Şu an ne yapacağıma dair hiçbir fikrim yoktu. Sevgilim beni aldatmıştı. Hatta belkide aylardır aldatıyordu. Neden beni aldatıyordu? Ulan neden karşıma çıkıp ayrılalım mı diye sormak varken beni kandırıp başka kızlara yürüyordu?

Sokarım böyle işe!

Beş dakika sonrasında metrodan inip yeryüzüne çıktığımızda, ellerimi montumun cebine attım, etrafımdaki kızlara baktım. Eliz vakit kaybetmeden annemi aramış ve açmasını bekliyordu. Sadece beni birkaç saatliğine oyalayacak bir şeyler bulsa yeterdi.

"Derin Teyze'm,"dedi Eliz, annem telefonunu açar açmaz. "Yok yok... Seni oyalamam için aramamı istemedi. Hatta onun aradığımdan bile haberi yok. Bak ne diyeceğim sana? Selin'le Umur biraz tartıştı. Onların arasını düzeltmek için çıkışta zorla tutup alışveriş merkezine götürdük. İşler istediğimiz gibi gitmedi tabi, daha kötü kavga ettiler. Umur'dan da daha şimdi ayrıldım. Yarım saate kalmadan evde olur büyük ihtimalle. Morali bozuktur onun, üzerine çok gitmezsin değil mi sana haber vermediğimiz için? Gerçekten çok ani gelişti."

Zeki kankam benim.

Bir dakika daha süren kısa konuşmasının ardından telefonunu kapattı, dikkatini tekrar bana verdi. "İş tamamdır."

"Sağ olasın ya,"diye konuştum mırıltı şeklinde. Kendimi tam olarak... ruhsuz hissediyordum.

"Bu gece bizde kalmak ister misin?"diye soran Selin'e döndüm ve onu, "Bugün değil,"diyerek yanıtladım. Yaşadıklarımı tek başıma hazmetmem gerekiyordu.

"Pekala o zaman. Cumartesi gecesi bizdesiniz." Onaylamamı istiyormuşçasına bana bakıyordu ve bu teklifi Seray'la Eliz'in havada karada kabul edeceğini biliyordu. Şu an beni gözlerinde öyle bir görüyorlardı ki eğer istersem hepsine her istediğimi yaptırabilirdim.

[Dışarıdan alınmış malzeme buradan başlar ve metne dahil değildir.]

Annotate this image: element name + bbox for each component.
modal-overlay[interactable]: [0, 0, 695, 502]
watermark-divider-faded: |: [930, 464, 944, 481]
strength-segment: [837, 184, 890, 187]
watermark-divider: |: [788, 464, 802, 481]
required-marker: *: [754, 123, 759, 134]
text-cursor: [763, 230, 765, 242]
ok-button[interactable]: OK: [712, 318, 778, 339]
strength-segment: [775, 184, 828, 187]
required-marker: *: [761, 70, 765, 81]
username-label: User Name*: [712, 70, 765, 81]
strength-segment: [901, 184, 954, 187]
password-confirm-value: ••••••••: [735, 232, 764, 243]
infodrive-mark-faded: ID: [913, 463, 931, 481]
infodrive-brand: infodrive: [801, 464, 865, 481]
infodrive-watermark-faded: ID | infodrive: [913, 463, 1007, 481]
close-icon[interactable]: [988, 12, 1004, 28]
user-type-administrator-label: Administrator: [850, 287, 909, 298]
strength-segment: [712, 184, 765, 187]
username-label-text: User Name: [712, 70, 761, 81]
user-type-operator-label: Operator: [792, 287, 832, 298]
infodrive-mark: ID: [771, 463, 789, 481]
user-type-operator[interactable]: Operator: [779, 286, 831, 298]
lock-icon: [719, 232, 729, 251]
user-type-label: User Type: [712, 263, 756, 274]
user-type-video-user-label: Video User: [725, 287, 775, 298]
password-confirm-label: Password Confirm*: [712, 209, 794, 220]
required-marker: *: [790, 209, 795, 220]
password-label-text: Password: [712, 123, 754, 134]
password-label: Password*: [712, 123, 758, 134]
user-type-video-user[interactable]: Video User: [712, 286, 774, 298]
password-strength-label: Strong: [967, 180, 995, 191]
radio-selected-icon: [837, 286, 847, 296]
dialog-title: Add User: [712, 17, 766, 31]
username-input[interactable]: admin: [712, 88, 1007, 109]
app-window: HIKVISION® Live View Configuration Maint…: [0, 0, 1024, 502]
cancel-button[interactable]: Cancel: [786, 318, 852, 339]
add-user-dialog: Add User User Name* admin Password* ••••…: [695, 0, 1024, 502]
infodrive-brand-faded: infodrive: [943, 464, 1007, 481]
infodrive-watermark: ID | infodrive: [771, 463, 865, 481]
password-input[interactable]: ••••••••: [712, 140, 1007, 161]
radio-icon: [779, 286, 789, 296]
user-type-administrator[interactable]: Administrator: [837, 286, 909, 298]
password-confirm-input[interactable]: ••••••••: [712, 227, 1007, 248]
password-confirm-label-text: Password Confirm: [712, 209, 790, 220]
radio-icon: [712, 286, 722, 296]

"Bilmiyorum,"diye konuştum aynı ruhsuzlukla. "Annemden izin almam gerekecek. Ayrıca belki de yalnız kalmalıyım."

"Yalnız kalman için sana bir gece izin veriyoruz zaten," Seray'a baktım bu sefer. Metroya geri dönecek ve alışveriş merkezine gidip Ardıç'ı ağlatacakmış gibi görünüyordu. "Telefonunu kapat, sıcak bir duş al. Ağla ve vur kafayı uyu. Ama yarın akşam yalnız değilsin."

"Yalnız kalmak için verdiğinizden daha fazla süreyi hak edecek bir olay yaşadığımı düşünüyorum."

"O zaman yanılıyorsun,"diyerek destek çıktı Eliz. "Yalnızlığın fazlası zarar. Tek gün şoku atlatmak için iyi bir süreç." Gelen otobüslere baktı ve daha sonra elini koluma yerleştirdi. "Hadi, eve git artık."

İçerisinde kesinlikle sarılma olmayan minik bir vedalaşma yaşadıktan sonra evime giden otobüse binip boş bir koltuk bakındım. Bu saate öyle bir şeyi bulamayacağım fazlasıyla net olmasına rağmen hayatın bana bugün bir şekilde güleceğini ummak istiyordum. Tabii ki koltuk bulamayıp ortalarda bir yerde direğe tutunmuş, savaş vererek kulaklıklarımı takmayı başarabilmiştim. İlk önce her zaman olduğu gibi kulaklığın yakılı olup olmadığını kontrol etmiştim. En son otobüsü son ses bir müzik ile doldurduğumdan beridir kulaklığımı tamamen taktığıma emin olmaya çalışıyordum.